The older I get, the more I relate to Spock. He’s always been a favorite character of mine, but only more recently have I started seeing pieces of him in my own personality. I’m not always a very emotional person, often perhaps leaning a little too far into my cold analytical side. Spock is a skeptic who is not willing to accept things at face value. He is a man of two worlds, being half human and half alien. He has one nature that burns with emotion, and another that trades away emotion for pure logic. But he always tries to push down the emotion and rely on logic for his choices, giving him great personal control.  

This focus on logic has made Spock into something of an icon as the rational scientist. He will always look for the objective truth, rather than be swept away by his own feelings or biases. Combine that with creator Gene Roddenberry’s humanistic views and dislike for religion, and you’ve just attracted a sizable audience of atheists rallying against what they see as irrational religions. I wanted to take this idea of a perfectly logical character a step further and consider what they might have to say on religion, without the anti-religious agenda.
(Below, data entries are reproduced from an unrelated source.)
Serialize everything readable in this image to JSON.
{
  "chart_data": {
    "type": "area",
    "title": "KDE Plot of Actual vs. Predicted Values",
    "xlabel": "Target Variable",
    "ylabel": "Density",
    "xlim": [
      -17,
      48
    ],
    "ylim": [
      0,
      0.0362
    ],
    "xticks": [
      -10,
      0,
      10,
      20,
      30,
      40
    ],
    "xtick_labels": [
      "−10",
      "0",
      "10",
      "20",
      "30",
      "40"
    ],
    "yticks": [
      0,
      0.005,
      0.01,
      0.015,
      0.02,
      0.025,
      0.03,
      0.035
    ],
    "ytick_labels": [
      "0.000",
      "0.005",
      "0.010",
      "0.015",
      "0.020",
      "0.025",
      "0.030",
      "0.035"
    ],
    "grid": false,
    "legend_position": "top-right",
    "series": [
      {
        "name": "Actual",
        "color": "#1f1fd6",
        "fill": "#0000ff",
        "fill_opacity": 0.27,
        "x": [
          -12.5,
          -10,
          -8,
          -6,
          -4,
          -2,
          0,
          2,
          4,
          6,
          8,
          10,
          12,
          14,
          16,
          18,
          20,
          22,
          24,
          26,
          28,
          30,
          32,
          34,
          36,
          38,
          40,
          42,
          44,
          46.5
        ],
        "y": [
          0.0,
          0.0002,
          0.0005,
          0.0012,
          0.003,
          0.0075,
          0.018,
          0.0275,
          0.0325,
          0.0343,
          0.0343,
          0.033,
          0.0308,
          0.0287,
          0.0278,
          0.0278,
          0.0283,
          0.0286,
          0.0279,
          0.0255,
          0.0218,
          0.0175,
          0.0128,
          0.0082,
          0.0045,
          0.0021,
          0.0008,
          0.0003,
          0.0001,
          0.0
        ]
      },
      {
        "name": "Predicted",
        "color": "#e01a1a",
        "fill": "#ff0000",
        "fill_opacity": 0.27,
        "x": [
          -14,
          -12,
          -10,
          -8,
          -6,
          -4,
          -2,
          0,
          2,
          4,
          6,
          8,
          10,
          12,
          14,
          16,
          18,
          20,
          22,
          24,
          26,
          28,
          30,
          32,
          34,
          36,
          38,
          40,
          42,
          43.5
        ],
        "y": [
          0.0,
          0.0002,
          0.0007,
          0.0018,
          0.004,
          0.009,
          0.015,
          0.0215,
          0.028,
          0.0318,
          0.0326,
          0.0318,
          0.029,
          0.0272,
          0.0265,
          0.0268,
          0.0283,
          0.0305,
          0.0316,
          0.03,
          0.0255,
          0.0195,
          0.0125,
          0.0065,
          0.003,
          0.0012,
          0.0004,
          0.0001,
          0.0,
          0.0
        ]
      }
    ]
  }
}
I can’t help but wonder, would Spock be a Christian?

Would All Aliens be Atheists?

What if aliens showed up to Earth today? If they managed to get here, they would obviously be much more technologically advanced than us. Despite what many might think, that doesn’t mean they would automatically be atheists. There’s an assumption made by many today that if these highly advanced aliens existed, they would have set aside all that religious nonsense and embraced pure science and logic. If this were to happen, my first question to ask would be, “What do they have to say about Jesus?” I think there would be good reason to think that intelligent life that makes it to Earth has a stronger theistic view than we do. Who knows? Maybe the aliens need Jesus too.

Theism is Logical

“Have you met our lord and savior, Jesus Christ?”

If an alien of pure logic like the Vulcans from Star Trek, were real, I think they might be theists. The case for God is not based on superstition, myth, or blind faith. There are Christians with blind faith, but they are ignoring the strong case we have. There are major philosophical and scientific reasons to believe that a divine creator exists. This universe had a point where everything began. All of time, space, and matter came into being, begging the question; How? Objective morality exists, but where did that come from? If there is no objective morality, then everything is relative, and up to opinions and feelings. That’s not an especially logical state of mind for right and wrong. A moral law requires a moral lawgiver. These are just a few of the reasons to believe in God that don’t appeal to emotion or even the Bible.

Naturalism is Not Logical

Spock is often praised for his skepticism. If the crew of the Enterprise encounters an alien with seemingly god-like power, Spock will be the first to doubt. But how far should we take that skepticism? Of course, we don’t want to be fooled by every magic trick and call it a miracle. But that does not then mean miracles do not exist. The skeptic would argue that there is nothing more to this universe than physics, biology, and chemistry. This view steps outside the realm of logic and rationality. To say that there is nothing but matter leaves too many questions not just unanswered, but unanswerable.

There is no way they can explain the origin of the universe as stated before. Naturalism leaves them with no rational explanation for how life began, given what we know about the likelihood of even the most simple, single-celled, organism coming about by chance. It leaves them with no concrete explanation for human consciousness. That they’re doing science at all to get the kind of technology required for interstellar travel means they believe the universe makes sense. Without God, we have no reason to think that our brains are trustworthy, let alone scientific laws. Naturalism takes away any kind of transcendent value, purpose, or morality, instead making everything subjective. They try to put all their eggs into the Darwinian evolution basket, but that theory, true or false, is not sufficient to answer the deeper questions in life.

Would Spock be a Christian?

So would Spock, or any other alien, be an atheist? I don’t necessarily think so. If they are fully aware of the information, and able to set aside any emotional or volitional bias, Theism is on the table. I’m not saying that all atheists are irrational or that Christians are the only smart people. Taking all the information we have available, Christianity is reasonable, and we have every right to think that if Spock were real, he’d be just as, if not more, likely to be a Christian than an atheist.